Newton wrote in a recent edition of his Platformer newsletter that some of what ChatGPT and similar software will be used for probably isn’t worth journalists worrying about. “If you run a men’s health site, there are only so many ways to tell your readers to eat right and get regular exercise,” Newton said. He wrote in a different edition of the newsletter, however, that these software engines could also potentially be used to generate reams of plausible-sounding misinformation. Dave Karpf, a professor of internet politics at George Washington University, wrote that the furor over ChatGPT reminds him of the hysteria around “content farms” in 2009 and 2010, when various companies paid writers tiny sums of money to generate content based on popular search terms, then monetized those articles through ads. As Karpf notes, the phenomenon appeared to spell disaster for journalism, but it was ultimately short-circuited when Google changed its search algorithm to downrank “low quality” content. (“Relying on platform monopolists to protect the public interest isn’t a great way to run a civilization,” Karpf wrote, “but it’s better than nothing.”)

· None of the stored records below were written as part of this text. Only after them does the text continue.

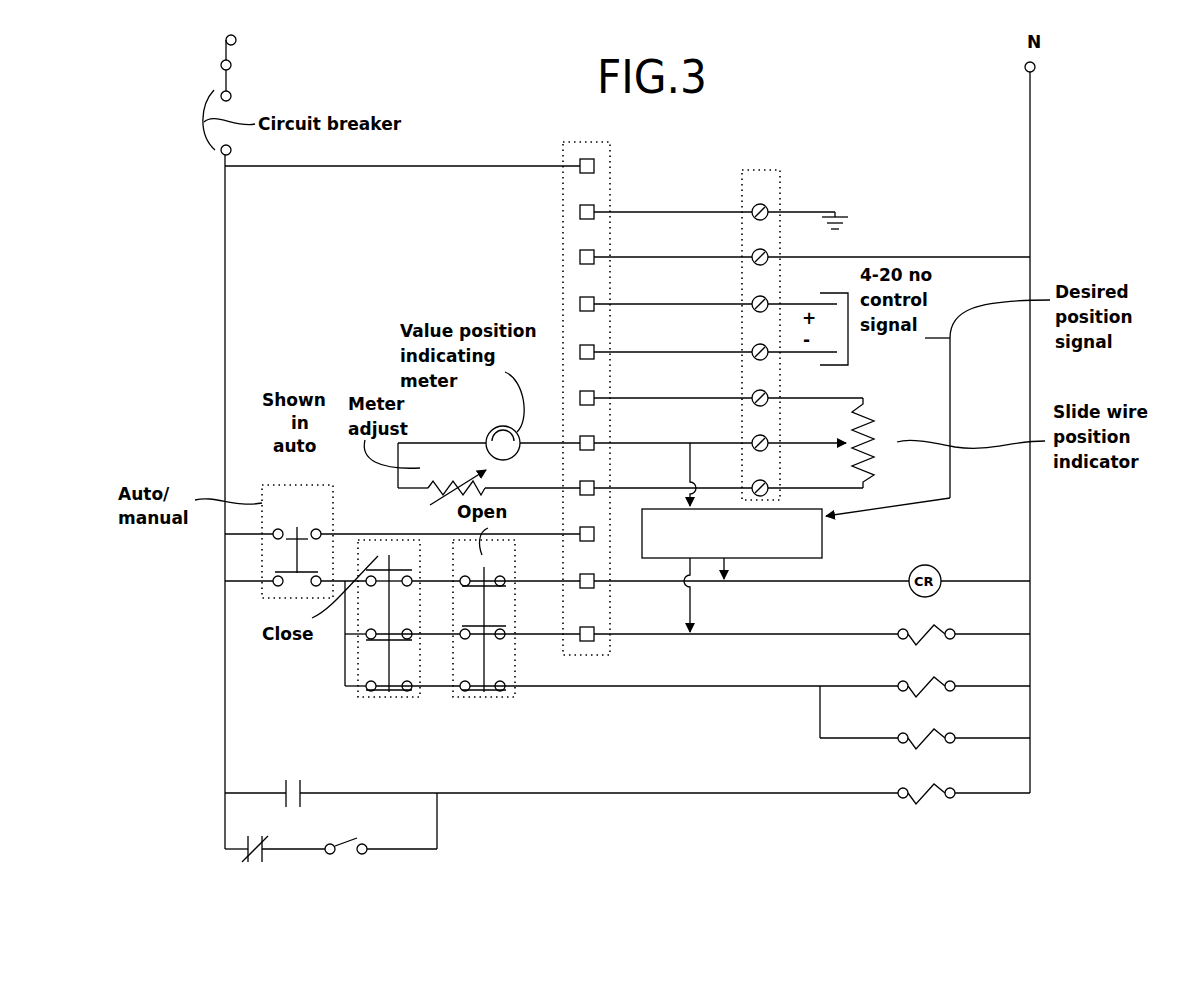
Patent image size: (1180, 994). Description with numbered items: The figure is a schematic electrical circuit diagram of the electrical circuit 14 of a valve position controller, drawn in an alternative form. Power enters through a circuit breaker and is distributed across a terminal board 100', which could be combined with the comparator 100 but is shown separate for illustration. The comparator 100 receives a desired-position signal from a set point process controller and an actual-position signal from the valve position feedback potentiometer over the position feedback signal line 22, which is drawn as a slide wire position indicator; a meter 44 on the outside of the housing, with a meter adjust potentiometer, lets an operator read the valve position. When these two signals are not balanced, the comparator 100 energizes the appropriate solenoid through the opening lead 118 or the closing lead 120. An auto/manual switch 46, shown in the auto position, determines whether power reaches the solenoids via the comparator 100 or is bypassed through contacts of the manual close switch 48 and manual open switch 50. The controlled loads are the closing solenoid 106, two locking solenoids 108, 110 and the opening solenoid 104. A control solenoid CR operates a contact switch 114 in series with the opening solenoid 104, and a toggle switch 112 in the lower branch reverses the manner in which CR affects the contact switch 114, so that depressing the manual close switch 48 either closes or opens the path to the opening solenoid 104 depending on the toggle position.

The electrical circuit 14 is at (824, 172).
The terminal board 100' is at (638, 388).
The meter 44 is at (488, 437).
The auto/manual switch 46 is at (297, 532).
The manual close switch 48 is at (392, 558).
The manual open switch 50 is at (488, 578).
The position feedback signal line 22 is at (804, 442).
The opening lead 118 is at (868, 398).
The comparator 100 is at (778, 533).
The closing lead 120 is at (692, 612).
The closing solenoid 106 is at (948, 630).
The locking solenoid 108 is at (948, 682).
The locking solenoid 110 is at (948, 734).
The opening solenoid 104 is at (925, 797).
The contact switch 114 is at (305, 778).
The toggle switch 112 is at (352, 853).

Unfortunately, in this case, Google isn’t casting a skeptical eye toward AI-generated content—it is planning to get into the business itself; this week, it unveiled a new chat-based model called “Bard.” (Shakespeare obviously wasn’t busy enough writing the State of the Union.) Nor is it just Google: Microsoft is also getting into the AI software game, having recently invested ten billion dollars for a stake in OpenAI, the ChatGPT creator. This raises the possibility that search engines—which already provide answers to simple questions, such as What is the score in the Maple Leafs game?—could offer more sophisticated content without having to link to anything, potentially weakening online publishers that are already struggling. (Then again, Bard made a mistake in its trial demo.)

While there are some obvious reasons to be concerned about the impact of AI software on journalism, it seems a little early to say definitively whether it is bad or good. ChatGPT seems to agree: When I asked it to describe its impact on the media industry recently, it both-sidesed the question in fine journalistic style. “ChatGPT has the potential to impact the media industry in a number of ways [because] it can generate human-like text, potentially reducing the need for human writers,” it wrote. “But it may also lead to job loss and ethical concerns.”